New Wet Kojak: This Is the Glamorous

New Wet Kojak
This Is the Glamorous
Beggars Banquet
2003-02-18

It seems cheap to quote press releases, but sometimes they possess infinite wisdom. In the one accompanying New Wet Kojak’s latest, This Is the Glamorous, the writer says that “The concept album . . . is a musical conceit at best misunderstood, at worst reviled.” No kidding. And yet New Wet Kojak, a onetime side project of Girls Against Boys members Scott McCloud (vocals) and Johnny Temple (bass) that has blossomed into a respected band on its own merits, has attempted to record one. The difference with This Is the Glamorous is that it’s not so much a “concept” album as an album whose songs possess a unifying theme. There are no 12-minute mini-operas, overwrought narratives, or painfully poetic lyrics — just dark songs about the decay and desperation under the surface of our modern symbols of glamour and success. Imagine the world of Cabaret updated for the new millennium; instead of Liza Minnelli flickering her green fingernails and proclaiming “divine decadence”, we get a bruise-eyed supermodel throwing up in the bathroom.

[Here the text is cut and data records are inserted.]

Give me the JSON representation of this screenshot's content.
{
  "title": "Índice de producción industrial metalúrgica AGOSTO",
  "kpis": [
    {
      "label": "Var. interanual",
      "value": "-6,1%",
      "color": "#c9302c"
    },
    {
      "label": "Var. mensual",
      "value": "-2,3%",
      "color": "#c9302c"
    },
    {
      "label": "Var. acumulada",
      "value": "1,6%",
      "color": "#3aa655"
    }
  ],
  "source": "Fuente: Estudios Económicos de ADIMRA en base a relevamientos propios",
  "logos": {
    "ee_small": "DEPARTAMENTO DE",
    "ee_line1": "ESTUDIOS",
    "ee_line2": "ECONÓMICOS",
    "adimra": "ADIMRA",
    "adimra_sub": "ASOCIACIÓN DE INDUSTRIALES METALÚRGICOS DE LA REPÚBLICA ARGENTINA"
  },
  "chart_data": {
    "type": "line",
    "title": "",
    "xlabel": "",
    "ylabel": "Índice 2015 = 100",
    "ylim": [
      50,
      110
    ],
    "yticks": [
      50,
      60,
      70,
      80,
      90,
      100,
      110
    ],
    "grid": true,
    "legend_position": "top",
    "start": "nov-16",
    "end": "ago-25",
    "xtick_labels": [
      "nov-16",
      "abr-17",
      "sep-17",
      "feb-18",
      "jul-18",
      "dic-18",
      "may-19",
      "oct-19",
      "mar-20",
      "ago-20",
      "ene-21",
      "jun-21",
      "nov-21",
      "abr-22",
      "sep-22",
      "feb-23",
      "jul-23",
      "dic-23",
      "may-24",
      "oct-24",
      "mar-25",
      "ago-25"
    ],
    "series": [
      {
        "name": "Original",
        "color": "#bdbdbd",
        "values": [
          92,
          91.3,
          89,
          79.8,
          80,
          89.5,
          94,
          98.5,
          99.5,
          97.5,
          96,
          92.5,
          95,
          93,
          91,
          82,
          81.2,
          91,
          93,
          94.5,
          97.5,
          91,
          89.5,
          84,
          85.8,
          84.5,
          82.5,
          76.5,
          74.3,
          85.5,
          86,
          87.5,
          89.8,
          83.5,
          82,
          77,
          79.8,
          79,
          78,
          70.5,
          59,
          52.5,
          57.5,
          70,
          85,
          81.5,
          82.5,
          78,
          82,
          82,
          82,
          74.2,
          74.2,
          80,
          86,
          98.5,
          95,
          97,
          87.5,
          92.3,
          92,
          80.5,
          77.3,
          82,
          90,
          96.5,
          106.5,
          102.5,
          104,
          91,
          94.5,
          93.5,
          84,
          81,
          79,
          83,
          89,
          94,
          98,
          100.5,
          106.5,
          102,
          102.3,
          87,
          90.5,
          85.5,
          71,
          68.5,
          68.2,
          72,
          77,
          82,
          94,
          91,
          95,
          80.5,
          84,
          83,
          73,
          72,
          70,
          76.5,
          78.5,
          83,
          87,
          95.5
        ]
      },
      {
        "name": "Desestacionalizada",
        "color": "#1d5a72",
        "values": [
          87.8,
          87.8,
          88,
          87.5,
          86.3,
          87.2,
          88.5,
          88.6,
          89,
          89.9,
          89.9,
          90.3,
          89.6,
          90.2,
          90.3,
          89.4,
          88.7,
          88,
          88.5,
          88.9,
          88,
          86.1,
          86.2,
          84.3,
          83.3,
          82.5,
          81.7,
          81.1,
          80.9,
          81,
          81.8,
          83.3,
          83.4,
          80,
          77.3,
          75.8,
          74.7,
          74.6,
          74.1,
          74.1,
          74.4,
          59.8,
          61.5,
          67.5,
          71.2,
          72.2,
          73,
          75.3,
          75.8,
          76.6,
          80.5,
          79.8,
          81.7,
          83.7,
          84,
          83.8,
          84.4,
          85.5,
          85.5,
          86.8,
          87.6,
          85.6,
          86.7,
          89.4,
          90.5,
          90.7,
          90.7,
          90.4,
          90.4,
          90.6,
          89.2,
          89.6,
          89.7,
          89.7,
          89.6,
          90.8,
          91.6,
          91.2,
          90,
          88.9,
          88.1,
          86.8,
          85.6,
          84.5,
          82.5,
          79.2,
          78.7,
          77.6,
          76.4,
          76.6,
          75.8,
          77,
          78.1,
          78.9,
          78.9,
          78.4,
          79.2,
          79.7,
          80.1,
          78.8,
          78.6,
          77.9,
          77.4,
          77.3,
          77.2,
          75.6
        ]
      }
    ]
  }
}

“My baby is for real,” McCloud declares on the opener, “The World of Shampoo”, and that’s the most positive statement you’ll hear for the next 40 minutes. Nothing else documented in the song (or the remainder of the album, for that matter) is for real, whether it’s Jordache, tan lines, or Coca-Cola. Perhaps most chillingly, this is “A world so close / So close to me / So close to you”. Such grim lyrical perceptions pervade the album, from the declaration on “Something Easy” that “I just want to be different / Different, just like everybody else” to the question on “Bad Things”, put directly to one of the phonies: “How ya holding up?” “I hear you’re hanging out, etc.” taunts McCloud, “And doing a lot of bad things”. A mere one song later, on “Let’s Get Glorified”, he’s slipped into the role of instigator and partner in crime, singing, “Luxury cars, luxury bars / Let’s do it all / ‘Til we can’t walk no more / Come on, look alive / Let’s get glorified”.

While this is grim subject matter for a rock album, This Is the Glamorous is not a difficult listen, because the disgust is wrapped in an appealing package of diverse pop/rock sounds. While New Wet Kojak’s previous output, comprising three albums and an EP, has earned it comparisons to Morphine, the only obvious connection displayed on This Is the Glamorous is that, like Morphine, New Wet Kojak has a saxophone player (Charles Bennington). A better comparison would be Goo-era Sonic Youth, due to the common language of the bands’ ’60s-inspired grooves and dual guitar assault (although Kojak’s, courtesy of Scott McCloud and Geoff Turner, is considerably cleaner), not to mention that McCloud’s voice sounds a lot like Thurston Moore’s. Although augmented by a bit of electronic noodling from Turner, the groovy opening riff of “The World of Shampoo” can’t help but remind you of SY’s “Dirty Boots”, while Nick Pellicciotto’s percussion work also contains a hint of “Bull in the Heather”. While the SY comparison can just as easily be applied to “Supermodel Citizens USA” (whose chorus contains competing guitar and vocal melodies, as in SY’s “Sugar Kane”), but Kojak is no mere imitator. Other influences come and go, from the electro-heavy Suicide-meets-the-East turn on “Nothing You Can Say” to the tossed-off, Beat-like nature of the vocals on “Real World Tonight” and “Death 2 the Pop World”.

Such touches make for a much less depressing listening experience than the title would imply, and also for a bit of irony: New Wet Kojak talks about the dark things behind the attractive surface, while putting an appealing veneer over its own dark stuff. Given that few artists have made music that sounds as ugly as its subject matter (Yoko Ono? Suicide? Ministry?), and the few who have aren’t terribly listenable, that’s not really a complaint. Plus, as the press release promises, “there are no elves, mods, or prostitutes” on this “concept album”.